Binary arithmetical operators are defined for `scalar`s (both real and complex), `array`s (real and complex), and `range`s (if the range elements are numerical), and addition is also defined for `string`s. The operator goes between the two operands. The data type of the result is equal to the highest data type present among the operands, except where noted. There is no implicit conjugation when multiplying or dividing complex numbers.

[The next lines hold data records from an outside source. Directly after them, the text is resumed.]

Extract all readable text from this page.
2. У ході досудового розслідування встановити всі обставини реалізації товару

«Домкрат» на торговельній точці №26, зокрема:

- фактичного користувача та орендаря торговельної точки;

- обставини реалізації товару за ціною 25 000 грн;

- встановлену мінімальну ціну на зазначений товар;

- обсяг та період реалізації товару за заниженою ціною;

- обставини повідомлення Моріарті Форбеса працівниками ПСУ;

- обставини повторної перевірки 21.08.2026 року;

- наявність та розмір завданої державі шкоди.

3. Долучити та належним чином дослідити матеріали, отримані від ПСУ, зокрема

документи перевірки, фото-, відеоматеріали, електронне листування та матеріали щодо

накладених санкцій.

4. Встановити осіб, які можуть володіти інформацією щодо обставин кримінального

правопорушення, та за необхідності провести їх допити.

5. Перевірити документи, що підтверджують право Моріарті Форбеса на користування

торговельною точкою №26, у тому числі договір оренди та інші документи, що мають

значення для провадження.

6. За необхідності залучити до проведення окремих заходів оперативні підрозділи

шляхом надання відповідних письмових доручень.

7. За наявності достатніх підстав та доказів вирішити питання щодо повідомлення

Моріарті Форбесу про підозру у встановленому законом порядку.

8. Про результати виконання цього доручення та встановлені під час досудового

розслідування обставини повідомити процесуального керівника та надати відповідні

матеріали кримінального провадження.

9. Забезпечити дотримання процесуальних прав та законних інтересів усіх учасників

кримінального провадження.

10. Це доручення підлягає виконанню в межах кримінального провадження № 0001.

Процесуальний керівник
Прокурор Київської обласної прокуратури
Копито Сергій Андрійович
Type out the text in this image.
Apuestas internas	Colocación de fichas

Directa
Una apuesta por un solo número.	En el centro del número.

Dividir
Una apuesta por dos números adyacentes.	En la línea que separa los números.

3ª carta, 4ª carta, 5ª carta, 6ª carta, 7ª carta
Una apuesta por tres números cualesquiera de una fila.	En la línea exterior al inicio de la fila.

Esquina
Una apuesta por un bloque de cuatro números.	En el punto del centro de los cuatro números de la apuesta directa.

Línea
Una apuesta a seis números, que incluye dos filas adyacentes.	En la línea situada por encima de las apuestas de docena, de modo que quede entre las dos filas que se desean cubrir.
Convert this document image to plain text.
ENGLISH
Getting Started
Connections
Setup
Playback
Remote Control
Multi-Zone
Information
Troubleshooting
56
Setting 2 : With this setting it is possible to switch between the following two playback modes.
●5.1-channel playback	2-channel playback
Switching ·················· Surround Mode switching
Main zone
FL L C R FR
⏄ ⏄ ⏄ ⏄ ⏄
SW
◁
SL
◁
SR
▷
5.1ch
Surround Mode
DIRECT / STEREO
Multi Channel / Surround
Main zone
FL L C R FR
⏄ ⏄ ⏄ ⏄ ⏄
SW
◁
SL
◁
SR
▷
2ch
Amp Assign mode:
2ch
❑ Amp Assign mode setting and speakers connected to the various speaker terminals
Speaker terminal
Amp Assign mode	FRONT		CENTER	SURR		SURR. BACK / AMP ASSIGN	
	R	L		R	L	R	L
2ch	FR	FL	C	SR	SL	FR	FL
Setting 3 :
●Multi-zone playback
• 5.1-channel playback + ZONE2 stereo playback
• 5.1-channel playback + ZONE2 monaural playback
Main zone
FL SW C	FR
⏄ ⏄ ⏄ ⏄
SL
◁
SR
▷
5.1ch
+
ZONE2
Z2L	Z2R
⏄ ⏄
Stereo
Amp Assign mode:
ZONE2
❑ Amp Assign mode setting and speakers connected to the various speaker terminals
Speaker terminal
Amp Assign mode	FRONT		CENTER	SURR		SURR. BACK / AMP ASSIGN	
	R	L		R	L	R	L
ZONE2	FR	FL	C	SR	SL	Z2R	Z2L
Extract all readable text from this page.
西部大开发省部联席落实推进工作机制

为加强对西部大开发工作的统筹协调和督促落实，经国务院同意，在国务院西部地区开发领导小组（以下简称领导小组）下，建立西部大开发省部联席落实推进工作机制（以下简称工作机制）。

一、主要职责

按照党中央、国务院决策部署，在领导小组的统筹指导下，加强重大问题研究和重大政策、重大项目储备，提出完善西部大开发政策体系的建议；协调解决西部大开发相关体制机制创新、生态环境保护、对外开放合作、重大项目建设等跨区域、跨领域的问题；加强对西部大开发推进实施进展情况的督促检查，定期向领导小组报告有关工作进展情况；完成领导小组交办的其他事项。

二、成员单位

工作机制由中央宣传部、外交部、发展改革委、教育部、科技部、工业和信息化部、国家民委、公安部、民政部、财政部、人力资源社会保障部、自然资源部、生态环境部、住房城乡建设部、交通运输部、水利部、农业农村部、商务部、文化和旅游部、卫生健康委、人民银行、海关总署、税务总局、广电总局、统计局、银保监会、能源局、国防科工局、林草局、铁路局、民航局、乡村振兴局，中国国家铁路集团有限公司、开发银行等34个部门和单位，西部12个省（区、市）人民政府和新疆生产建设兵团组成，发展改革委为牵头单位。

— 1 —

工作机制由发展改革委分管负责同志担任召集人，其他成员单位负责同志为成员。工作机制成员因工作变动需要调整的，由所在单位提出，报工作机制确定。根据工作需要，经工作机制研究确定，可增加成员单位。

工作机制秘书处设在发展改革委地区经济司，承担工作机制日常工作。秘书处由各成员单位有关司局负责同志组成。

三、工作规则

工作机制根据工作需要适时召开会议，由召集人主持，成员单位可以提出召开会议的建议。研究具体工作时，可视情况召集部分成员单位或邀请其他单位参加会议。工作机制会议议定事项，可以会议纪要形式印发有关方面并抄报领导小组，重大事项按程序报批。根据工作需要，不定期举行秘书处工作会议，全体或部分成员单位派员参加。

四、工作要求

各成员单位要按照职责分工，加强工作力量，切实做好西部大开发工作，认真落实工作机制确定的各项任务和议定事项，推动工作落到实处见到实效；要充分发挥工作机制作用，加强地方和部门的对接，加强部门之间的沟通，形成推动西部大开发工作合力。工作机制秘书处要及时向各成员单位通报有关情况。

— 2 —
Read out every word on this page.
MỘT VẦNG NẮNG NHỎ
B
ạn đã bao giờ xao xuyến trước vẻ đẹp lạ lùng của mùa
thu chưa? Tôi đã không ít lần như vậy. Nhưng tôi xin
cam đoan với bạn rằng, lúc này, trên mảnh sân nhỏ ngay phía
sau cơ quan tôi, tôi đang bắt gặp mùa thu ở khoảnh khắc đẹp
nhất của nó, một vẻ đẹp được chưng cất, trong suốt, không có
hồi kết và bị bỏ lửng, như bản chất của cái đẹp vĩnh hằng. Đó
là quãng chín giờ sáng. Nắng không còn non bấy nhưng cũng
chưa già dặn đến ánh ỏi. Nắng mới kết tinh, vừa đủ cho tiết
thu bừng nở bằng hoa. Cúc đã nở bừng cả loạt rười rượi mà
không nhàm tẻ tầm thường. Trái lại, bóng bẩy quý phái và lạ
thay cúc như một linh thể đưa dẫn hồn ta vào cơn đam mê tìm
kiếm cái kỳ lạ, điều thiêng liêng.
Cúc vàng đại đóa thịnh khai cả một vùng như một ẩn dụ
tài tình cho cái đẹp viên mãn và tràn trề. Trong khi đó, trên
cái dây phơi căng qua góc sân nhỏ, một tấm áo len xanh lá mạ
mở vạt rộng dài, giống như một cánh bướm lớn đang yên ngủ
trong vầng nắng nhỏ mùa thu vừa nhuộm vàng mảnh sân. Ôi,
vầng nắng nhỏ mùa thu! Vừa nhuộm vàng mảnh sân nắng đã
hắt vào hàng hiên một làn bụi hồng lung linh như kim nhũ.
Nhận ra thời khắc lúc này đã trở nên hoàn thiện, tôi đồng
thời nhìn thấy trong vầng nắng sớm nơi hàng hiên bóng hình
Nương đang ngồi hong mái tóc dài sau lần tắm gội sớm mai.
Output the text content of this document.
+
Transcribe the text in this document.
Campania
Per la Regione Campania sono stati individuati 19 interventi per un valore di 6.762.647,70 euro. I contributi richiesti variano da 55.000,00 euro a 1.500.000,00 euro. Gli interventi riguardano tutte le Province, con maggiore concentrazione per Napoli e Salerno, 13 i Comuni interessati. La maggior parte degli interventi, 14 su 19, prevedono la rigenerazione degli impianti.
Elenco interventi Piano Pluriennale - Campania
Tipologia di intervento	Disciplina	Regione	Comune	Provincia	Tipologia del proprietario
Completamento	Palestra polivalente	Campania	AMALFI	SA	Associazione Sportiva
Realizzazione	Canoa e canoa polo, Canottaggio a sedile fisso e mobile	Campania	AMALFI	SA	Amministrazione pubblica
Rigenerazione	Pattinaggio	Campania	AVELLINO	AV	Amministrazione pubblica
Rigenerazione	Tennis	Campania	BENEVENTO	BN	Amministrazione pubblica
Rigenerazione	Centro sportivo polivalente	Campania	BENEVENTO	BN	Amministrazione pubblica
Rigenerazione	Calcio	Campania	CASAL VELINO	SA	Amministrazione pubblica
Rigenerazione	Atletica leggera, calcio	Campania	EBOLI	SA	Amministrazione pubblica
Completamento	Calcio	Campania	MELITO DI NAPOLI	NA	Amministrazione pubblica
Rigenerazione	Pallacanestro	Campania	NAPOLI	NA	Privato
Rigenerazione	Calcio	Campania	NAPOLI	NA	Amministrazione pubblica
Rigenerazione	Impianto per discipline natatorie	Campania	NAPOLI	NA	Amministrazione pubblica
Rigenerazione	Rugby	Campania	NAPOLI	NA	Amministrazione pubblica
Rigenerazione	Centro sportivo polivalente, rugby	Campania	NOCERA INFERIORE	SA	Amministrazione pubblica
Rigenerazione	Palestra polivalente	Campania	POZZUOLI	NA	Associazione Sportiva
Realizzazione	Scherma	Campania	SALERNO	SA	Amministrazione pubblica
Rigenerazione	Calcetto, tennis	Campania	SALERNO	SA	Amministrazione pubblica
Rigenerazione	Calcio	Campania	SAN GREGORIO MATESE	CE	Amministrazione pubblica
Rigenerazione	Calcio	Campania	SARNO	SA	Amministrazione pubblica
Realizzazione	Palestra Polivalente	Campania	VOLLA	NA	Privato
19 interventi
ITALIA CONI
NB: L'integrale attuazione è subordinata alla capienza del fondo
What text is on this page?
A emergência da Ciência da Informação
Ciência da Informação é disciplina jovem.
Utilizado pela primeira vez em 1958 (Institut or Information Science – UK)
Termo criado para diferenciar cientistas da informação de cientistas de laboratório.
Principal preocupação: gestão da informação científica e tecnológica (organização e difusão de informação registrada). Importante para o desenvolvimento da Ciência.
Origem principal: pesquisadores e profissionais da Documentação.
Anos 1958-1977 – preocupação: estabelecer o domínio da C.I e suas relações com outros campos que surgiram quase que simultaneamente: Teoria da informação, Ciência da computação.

The available binary operators are:

`x + y` adds the values of `x` and `y` (if they are numerical) or concatenates the values (if they are ```STRI G```s). For instance, `'alpha' + 'bet'` equals `'alphabet'`.

Subtraction

`x - y` subtracts the value of `y` from the value of `x`.

Multiplication

`x * y` multiplies the values of `x` and `y`.

Matrix multiplication

`x # y` multiplies matrix `x` and matrix `y`. See mproduct.

Division

`x / y` divides the value of `x` by the value of `y`. If `x` and `y` are both integer, then only the integer part of the division is returned.

Power-taking

`x ^ y` raises `x` to the power `y`. The result is always of a floating-point data type.

Modulus

`x MOD y` and `x % y` return `x` modulus `y`, i.e., the nonnegative remainder of the division of `x` by `y`.

Signed Modulus

`x SMOD y` return the signed remainder of the division of `x` by `y`, i.e., the smallest (in absolute terms) remainder. If `x = 3*y - 1` then `x MOD y` yields ```y - 1``` but `x SMOD y` yields `-1`.